Mystery Monday: Bye

Every Monday we will post an entry that hasn’t yet been published with a view towards harnessing the collective onomastic power of the internet. If you have any thoughts about the name’s origin, other variants it might be related to, other examples of its use, etc., please share them in the comments! If you wish to browse other Mystery Monday names, there is an index.

Today’s name is a fun one, because we’ve got examples from 16th C England and 13th C Germany and we have no idea if they represent the same name or not.


There’s every reason to think that these are distinct names; but there’s also no reason to think that they aren’t the same. This is in part because we have no idea what name this could be; pretty much the only possible possible explanation is that the 16th C English form is a double diminutive of Sibyl via such forms as Sybeye and Sybbie.

Have you got any other ideas? Reasons to think these are the same name? Different names? Please share in the comments!


Filed under crowd-sourcing, dictionary entries, monthly topic

3 responses to “Mystery Monday: Bye

  1. Diego

    The 1590 instance at least could be simply Greek Bía “strength”. The one from 1233 fits perfectly, but seems less likely for the time and period.

  2. Brian M. Scott

    There are earlier German examples of Bia. From this page of the Henry Project:

    Bia, d. 25 May 929×932.
    Bia was still alive in 929, when she appears in two entries in the confraternity books of St. Gallen and Reichenau [Althoff (1984), 366 (K 17); see below under Bertheid]. She was deceased by 931×2, the time of composition of a list of St. Gallen containing only deceased individuals [Althoff (1976), 402]. Her date of death was 25 May [“VIII. k. [Iunii] Bia soror regine Mahtild ob..” Calend. Merseb., 114; 25 May “Bia praeposita” Nec. Gandersheim, Althoff (1976), 402; “VIII. Kalend. Iunii Bia soror reg. Mathildis” Trèves diptych, Althoff (1976), 387]. See the Commentary section for a supposed marriage.

    She also appears here and in this expanded version of the same stemma.

    Here we apparently have an example from 1040.

    Here we have a Bya conuersa in what is probably a fragment of a 13th century Drübecker Totenbuch.

    Adolf Socin, Mittelhochdeutsches Namenbuch, p. 52, adds a Bia 1254, the wife of one Werner von Bettlach; his source is a Basel Urkundenbuch. He considers the name Germanic, and on p. 195 includes it in a list of early monothematic names, along with a masculine counterpart Bio, for which however he gives no citation. And as usual he offers no etymological conjecture.

    And here is a Bya 1364 from the Benschop, Utrecht, in the Netherlands.

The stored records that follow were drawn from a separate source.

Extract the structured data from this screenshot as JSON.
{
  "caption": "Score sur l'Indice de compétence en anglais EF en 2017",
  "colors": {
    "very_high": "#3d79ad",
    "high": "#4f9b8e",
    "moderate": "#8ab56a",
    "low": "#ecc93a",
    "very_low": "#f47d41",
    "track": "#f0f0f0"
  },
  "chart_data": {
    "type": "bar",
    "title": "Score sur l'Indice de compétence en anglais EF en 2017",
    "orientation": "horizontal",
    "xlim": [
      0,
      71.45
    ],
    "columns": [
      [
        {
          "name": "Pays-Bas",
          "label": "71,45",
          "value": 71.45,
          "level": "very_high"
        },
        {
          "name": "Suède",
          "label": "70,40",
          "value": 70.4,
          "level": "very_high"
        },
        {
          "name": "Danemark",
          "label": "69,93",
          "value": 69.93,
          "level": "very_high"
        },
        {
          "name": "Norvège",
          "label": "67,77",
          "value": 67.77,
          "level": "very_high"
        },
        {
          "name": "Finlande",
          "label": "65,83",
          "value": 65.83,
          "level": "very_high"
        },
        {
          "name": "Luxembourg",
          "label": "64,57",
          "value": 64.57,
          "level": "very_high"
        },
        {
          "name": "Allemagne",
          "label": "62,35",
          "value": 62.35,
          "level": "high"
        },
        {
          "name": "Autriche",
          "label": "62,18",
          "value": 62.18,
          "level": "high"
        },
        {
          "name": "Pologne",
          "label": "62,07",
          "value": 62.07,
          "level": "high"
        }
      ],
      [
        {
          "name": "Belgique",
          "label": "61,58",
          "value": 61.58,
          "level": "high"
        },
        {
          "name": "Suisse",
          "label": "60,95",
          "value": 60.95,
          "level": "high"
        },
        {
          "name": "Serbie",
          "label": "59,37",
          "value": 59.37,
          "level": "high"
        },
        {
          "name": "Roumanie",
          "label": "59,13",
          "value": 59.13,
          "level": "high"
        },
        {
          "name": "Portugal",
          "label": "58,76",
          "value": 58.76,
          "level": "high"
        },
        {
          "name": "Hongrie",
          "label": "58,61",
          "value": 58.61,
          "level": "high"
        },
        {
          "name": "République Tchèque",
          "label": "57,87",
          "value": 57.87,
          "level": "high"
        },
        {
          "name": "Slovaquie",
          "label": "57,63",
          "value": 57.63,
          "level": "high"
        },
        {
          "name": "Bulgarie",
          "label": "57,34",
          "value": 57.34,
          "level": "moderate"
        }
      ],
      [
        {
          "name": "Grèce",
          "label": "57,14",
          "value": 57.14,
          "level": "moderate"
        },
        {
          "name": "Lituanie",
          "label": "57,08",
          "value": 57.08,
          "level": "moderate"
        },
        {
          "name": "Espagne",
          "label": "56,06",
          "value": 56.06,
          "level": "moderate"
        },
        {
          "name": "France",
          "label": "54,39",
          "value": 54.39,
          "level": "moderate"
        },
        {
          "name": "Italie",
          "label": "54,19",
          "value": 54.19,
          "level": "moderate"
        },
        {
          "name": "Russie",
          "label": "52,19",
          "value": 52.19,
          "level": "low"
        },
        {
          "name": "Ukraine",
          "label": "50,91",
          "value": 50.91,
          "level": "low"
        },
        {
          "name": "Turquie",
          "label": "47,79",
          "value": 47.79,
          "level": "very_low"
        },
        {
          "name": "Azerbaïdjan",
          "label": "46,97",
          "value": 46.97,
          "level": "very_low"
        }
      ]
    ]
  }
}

    The entry Bye Hill in the St. Antholin parish register may be problematic. Her mother is apparently the Rose Biell who married Nicholas Hill on 22 February 1573/1574. Judging by the parents and siblings, she does seem to be the Rose Hutchinson (Hill) of this genealogical entry as claimed in the first footnote, though I’m not in a position to verify all of the references. She is probably the Rose Hill of the 11 May 1611 entry for George Huchinsone here; her age is right. At any rate, it’s not clear that the Bye Hill entry is actually correct.

    On the other hand, Reaney & Wilson, A Dictionary of English Surnames s.n. By notes Thomas and Henricus filius Bye 1279 from the Cambridgeshire Hundred Rolls, calling it ‘a personal name of obscure origin’.

  3. Jörg Knappen

    Looking the name up in some of my sources, there is no generally accepted etymology for it. Seibicke, Historisches Deutsches Vornamenbuch, cites another author connecting the Low German name to the Old Saxon word bia “bee”. Tammena, Namengebung in Ostfriesland, links this name to Bea, a short form of Beatrix or Beate.

    This is all about the Low German name, I have no say on the Early Modern English occurrance.